Андрей взглянул на тибетца, отвел глаза, но темно-коричневое лицо будто осталось перед ним, цвета старого луба, в странных твердых морщинах. Без возраста, каменно-спокойное и такое грубо-чужое, что не назовешь и уродливым. А под ним — те же заботы, те же тревоги обо всем, обо всех. Живая душа, свой! Такие встречи на крутой лестнице дней — это пир, это высшая роскошь. Андрею захотелось встать, крикнуть: о вы, братья мои! И вдруг его потянуло на Русь, домой, так потянуло, как, может быть, никогда еще за долгие годы странствий.
Мгновение остановилось, щедро помедлив. Потом время вновь двинулось в будущее.
— Есть еще знание и незнание, — сказал Андрей. — Знай сильные духом, как редка их сила, они были бы куда храбрее. И умные тоже. Ведь редкость и ум. Стало быть, сомнение в себе тоже от бога?
— Это сказано справедливо, — одобрил Бхарави, а тибетец улыбался. Радуясь удачно выраженной мысли, он сказал:
— Незнание нужно, как и сомнение. Они могут оградить человека от искушения насилия, как перила моста ограждают от падения тех, кто боится высоты.
— Есть и третье — хитрость, — продолжал Андрей. — Она не стеснена. Она способна нагло попирать и силу, и ум. Несправедливо это как будто. У нас говорят: «Бог знает…» Много нужно работы, чтобы построить дом, который один человек развалит за утро. Хитрость… Горькое презренье сильных и умных — мед перед ядом презренья хитреца.

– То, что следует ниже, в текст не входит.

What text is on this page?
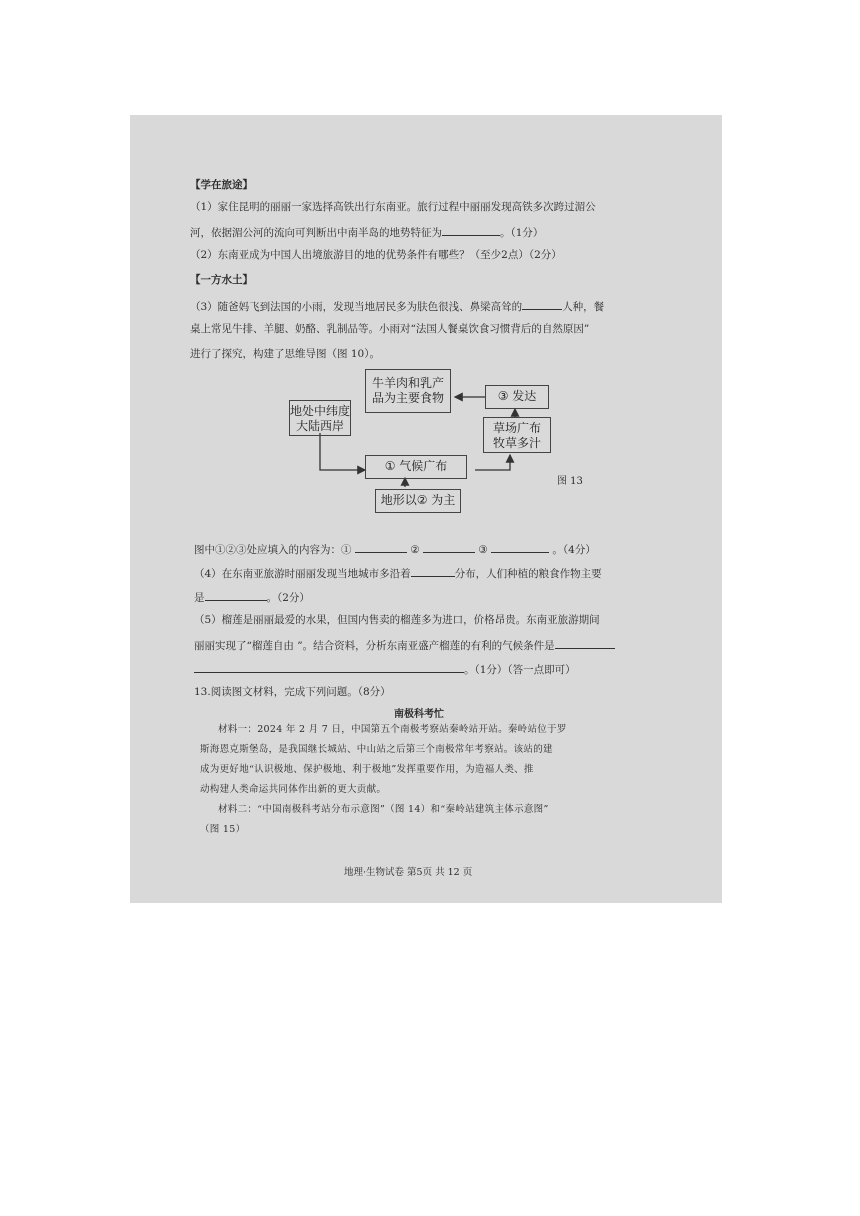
【学在旅途】
（1）家住昆明的丽丽一家选择高铁出行东南亚。旅行过程中丽丽发现高铁多次跨过湄公
河，依据湄公河的流向可判断出中南半岛的地势特征为	。（1分）
（2）东南亚成为中国人出境旅游目的地的优势条件有哪些？（至少2点）（2分）
【一方水土】
（3）随爸妈飞到法国的小雨，发现当地居民多为肤色很浅、鼻梁高耸的	人种，餐
桌上常见牛排、羊腿、奶酪、乳制品等。小雨对“法国人餐桌饮食习惯背后的自然原因”
进行了探究，构建了思维导图（图 10）。
牛羊肉和乳产
品为主要食物
地处中纬度
大陆西岸
③ 发达
草场广布
牧草多汁
① 气候广布
地形以② 为主
图 13
图中①②③处应填入的内容为：①	②	③	。（4分）
（4）在东南亚旅游时丽丽发现当地城市多沿着	分布，人们种植的粮食作物主要
是	。（2分）
（5）榴莲是丽丽最爱的水果，但国内售卖的榴莲多为进口，价格昂贵。东南亚旅游期间
丽丽实现了“榴莲自由 ”。结合资料，分析东南亚盛产榴莲的有利的气候条件是
。（1分）（答一点即可）
13.阅读图文材料，完成下列问题。（8分）
南极科考忙
材料一：2024 年 2 月 7 日，中国第五个南极考察站秦岭站开站。秦岭站位于罗
斯海恩克斯堡岛，是我国继长城站、中山站之后第三个南极常年考察站。该站的建
成为更好地“认识极地、保护极地、利于极地”发挥重要作用，为造福人类、推
动构建人类命运共同体作出新的更大贡献。
材料二：“中国南极科考站分布示意图”（图 14）和“秦岭站建筑主体示意图”
（图 15）
地理·生物试卷 第5页 共 12 页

— Это тоже правда, — согласился Бхарави.
— А ты знаешь, о каком яде я думаю сейчас? — спросил Андрей.
Трое невольно потянулись друг к другу, и Бхарави ответил за себя и за тибетского гостя:
— Знаем!
— О яде, который убил?
— Да, да, — подтвердил Бхарави и, читая мысли русского, продолжал: — Может быть, когда-либо откроется, кто остановил Тенгиза, сына Гутлука, соком грибов или чем-то еще. Но думаю, не откроется. К чему? Совершившееся — совершилось.
— Мы — точно братья, — сказал Андрей. — Ничто не изменится, если имя убийцы — Случай, Судьба, Небрежность… Таких слов много, и мы, не соглашаясь со злой волей, возлагаем надежду на божий суд. Так ли, иначе ли, но суны имеют в монголах опасных соседей. Что будет?